The newspaper article goes on to recount all the victories this unit achieved with using this clever ruse and other 'homemade' explosives and gives the enemy kill count for their raids which totalled into the thousands. It ends with this:

'...and when the war ended this August, Champe's boys had made the Yangtze a trickling brook and the railroads an ox cart trail as far as the Japanese were concerned.'


Happy Father's Day, Dad.
I won't forget.

I'm gonna watch "The Sand Pebbles" this afternoon, I know that was one of your favorites.

7 Comments:

Anonymous Anonymous said...

This comment has been removed by a blog administrator.

6/18/2006 2:12 PM  
Blogger Joubert said...

Yum, what a scrumptious essay. Thank you. You had a wonderful dad.

6/18/2006 2:53 PM  
Blogger Cookie..... said...

A very interesting read Liz...I enjoyed the entire article. Glad you were able to piece together what you managed to...
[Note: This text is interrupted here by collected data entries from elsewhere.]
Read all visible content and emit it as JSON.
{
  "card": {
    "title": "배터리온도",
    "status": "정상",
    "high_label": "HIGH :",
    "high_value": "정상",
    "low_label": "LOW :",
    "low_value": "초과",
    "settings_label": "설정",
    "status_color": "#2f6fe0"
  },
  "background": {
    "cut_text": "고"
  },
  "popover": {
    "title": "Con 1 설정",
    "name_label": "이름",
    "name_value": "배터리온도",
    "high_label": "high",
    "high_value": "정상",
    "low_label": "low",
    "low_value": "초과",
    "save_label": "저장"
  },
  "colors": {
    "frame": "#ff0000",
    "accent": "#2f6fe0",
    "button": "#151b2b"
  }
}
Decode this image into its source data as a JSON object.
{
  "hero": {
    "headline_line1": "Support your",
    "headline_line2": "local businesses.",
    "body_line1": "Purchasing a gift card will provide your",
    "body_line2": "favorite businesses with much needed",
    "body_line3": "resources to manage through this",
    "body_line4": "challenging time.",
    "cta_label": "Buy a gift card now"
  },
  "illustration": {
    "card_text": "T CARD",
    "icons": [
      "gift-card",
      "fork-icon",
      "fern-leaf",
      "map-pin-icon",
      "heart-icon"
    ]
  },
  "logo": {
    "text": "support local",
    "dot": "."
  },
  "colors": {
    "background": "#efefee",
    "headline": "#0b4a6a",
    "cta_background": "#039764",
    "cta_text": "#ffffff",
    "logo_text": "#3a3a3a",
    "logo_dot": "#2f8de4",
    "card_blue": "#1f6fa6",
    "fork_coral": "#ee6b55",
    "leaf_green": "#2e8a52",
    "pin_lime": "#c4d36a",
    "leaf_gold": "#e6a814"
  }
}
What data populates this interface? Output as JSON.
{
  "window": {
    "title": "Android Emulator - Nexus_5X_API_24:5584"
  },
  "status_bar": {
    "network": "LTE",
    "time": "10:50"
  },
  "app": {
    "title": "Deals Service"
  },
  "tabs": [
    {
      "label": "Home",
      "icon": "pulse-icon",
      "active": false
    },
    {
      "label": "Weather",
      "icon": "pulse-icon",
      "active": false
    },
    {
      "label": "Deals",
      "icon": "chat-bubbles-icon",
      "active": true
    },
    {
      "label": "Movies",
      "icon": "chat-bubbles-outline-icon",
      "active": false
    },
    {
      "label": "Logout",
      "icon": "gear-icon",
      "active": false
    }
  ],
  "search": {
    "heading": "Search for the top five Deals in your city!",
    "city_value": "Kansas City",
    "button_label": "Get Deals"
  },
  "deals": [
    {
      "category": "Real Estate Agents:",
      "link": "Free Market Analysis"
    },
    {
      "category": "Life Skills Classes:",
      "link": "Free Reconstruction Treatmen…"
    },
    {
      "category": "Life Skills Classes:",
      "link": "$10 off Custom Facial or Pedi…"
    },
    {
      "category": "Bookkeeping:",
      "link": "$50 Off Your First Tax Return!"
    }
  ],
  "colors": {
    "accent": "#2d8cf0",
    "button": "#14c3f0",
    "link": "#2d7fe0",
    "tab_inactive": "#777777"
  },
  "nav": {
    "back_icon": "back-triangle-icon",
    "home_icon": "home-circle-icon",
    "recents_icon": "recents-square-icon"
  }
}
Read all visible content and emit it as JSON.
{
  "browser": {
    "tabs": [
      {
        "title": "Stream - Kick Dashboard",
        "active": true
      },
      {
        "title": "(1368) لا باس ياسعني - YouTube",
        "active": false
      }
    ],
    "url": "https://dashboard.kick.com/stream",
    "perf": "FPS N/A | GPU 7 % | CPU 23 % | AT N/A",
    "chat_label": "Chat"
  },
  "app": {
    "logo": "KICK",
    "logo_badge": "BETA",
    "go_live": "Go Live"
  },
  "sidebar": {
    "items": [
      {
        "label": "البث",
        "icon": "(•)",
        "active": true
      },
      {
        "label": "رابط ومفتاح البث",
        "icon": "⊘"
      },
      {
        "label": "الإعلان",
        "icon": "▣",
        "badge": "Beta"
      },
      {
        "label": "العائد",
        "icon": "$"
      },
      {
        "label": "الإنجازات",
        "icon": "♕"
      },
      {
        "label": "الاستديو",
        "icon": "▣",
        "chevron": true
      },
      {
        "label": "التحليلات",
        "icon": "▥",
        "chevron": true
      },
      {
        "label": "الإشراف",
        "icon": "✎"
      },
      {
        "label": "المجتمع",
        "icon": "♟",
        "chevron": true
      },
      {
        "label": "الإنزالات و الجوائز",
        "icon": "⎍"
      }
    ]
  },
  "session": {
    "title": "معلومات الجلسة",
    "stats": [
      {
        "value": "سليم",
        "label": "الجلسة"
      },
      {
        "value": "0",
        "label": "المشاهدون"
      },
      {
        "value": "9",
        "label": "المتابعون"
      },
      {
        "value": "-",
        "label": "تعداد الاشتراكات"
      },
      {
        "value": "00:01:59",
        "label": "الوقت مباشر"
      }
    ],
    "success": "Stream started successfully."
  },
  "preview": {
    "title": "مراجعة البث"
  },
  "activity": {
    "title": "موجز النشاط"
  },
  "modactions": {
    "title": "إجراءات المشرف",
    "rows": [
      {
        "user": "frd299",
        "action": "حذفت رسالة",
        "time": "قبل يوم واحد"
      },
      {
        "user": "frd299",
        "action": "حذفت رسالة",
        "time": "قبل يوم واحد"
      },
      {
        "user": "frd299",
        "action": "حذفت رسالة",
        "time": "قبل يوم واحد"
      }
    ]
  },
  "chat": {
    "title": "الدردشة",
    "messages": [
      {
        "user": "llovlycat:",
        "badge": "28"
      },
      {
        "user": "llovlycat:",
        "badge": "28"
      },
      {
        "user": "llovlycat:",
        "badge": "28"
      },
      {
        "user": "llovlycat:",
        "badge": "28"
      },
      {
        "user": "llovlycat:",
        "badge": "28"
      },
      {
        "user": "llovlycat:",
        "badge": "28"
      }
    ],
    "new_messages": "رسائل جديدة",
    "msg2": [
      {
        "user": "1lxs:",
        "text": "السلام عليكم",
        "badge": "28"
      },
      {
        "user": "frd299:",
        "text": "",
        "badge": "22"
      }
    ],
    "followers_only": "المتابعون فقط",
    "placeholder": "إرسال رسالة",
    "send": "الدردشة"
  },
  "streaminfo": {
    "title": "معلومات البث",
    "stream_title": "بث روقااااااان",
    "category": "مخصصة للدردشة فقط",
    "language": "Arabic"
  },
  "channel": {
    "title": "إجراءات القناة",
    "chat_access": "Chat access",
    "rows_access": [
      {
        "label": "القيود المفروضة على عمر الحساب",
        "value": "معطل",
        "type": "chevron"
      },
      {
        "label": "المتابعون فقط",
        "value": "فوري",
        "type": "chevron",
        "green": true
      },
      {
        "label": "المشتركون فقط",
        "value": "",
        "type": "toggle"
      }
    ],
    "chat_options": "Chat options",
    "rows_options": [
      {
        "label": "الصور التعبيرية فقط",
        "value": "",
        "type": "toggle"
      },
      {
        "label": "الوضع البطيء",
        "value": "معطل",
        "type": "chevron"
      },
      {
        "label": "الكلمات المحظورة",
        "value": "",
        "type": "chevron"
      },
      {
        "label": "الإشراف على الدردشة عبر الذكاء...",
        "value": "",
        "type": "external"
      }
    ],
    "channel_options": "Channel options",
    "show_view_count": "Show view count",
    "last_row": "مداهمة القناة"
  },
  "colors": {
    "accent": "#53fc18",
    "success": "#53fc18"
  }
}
I did try to intercede for you...I had a old friend who readily would have (and trust me...could have) gotten that info for me post-haste...but I called his office (Washington)...he had passed on...

Sorry lady...I tried....

6/18/2006 4:42 PM  
Blogger Walker said...

Wow! GREAT post about your dad. I had no idea about that kind of operation and it is so great that you're learning about it. And, LOL, what a great picture. I don't blame you for making up stories about it!

I can't help thinking that those guys like your dad... they had the real juice. No one today seems to measure up.

6/18/2006 6:04 PM  
Blogger white trash republican said...

Wow Pat..."scumptious"?? Now that's a word I would have never thought of. Thank you, I consider that high praise from a man whose writings I admire.
Yeah, my Dad was a card. I miss the ol' guy. He was a good Dad.

Cookie, that's the story of my life: A day late and a dollar short! I really do appreciate your efforts, though. That's awfully sweet of ya!

Walker- Yep, you betcha. They weren't labelled The Greatist Generation for nuthin'. After them, the euroweenification began in our culture and look where we're at! Not to denergrate our fighting troops now, but you have to admit, overall the values have degraded. There's still a few people who got the genes passed on, but not so many as there was then. The mindset was so different in those days...as was the media! Now that alone makes a big difference in attitude of a culture. There's no way we could pull off what we tried to do in China then now.

6/19/2006 8:42 AM  
Blogger Lemuel Calhoon said...

What a great essay. You have a lot to be proud of in your dad.

PS, The Sand Pebbles is one of my favorites too.

6/19/2006 8:43 PM  
Blogger white trash republican said...

Thanks, Lem.
Y'know that scene at the end, when the foolish lefty missionary runs out into the courtyard waving his stupid little renouncement paper, thinking that will save him only to be gunned down in a hail of bullets?
My Dad would always hiss through his teeth: "Damn Jackass!" at that part.
(Dad would never swear out loud...only in whispered hisses.)
It's a strange film, in a way. I think Dad liked the whole look and feel of the movie. He always said it was just like that, even when he was there. And that was over 15 years after the time setting for that movie. I just find it interesting that the Nationalists who are so wickedly protrayed in the film would later become our allies in a sense, so soon after.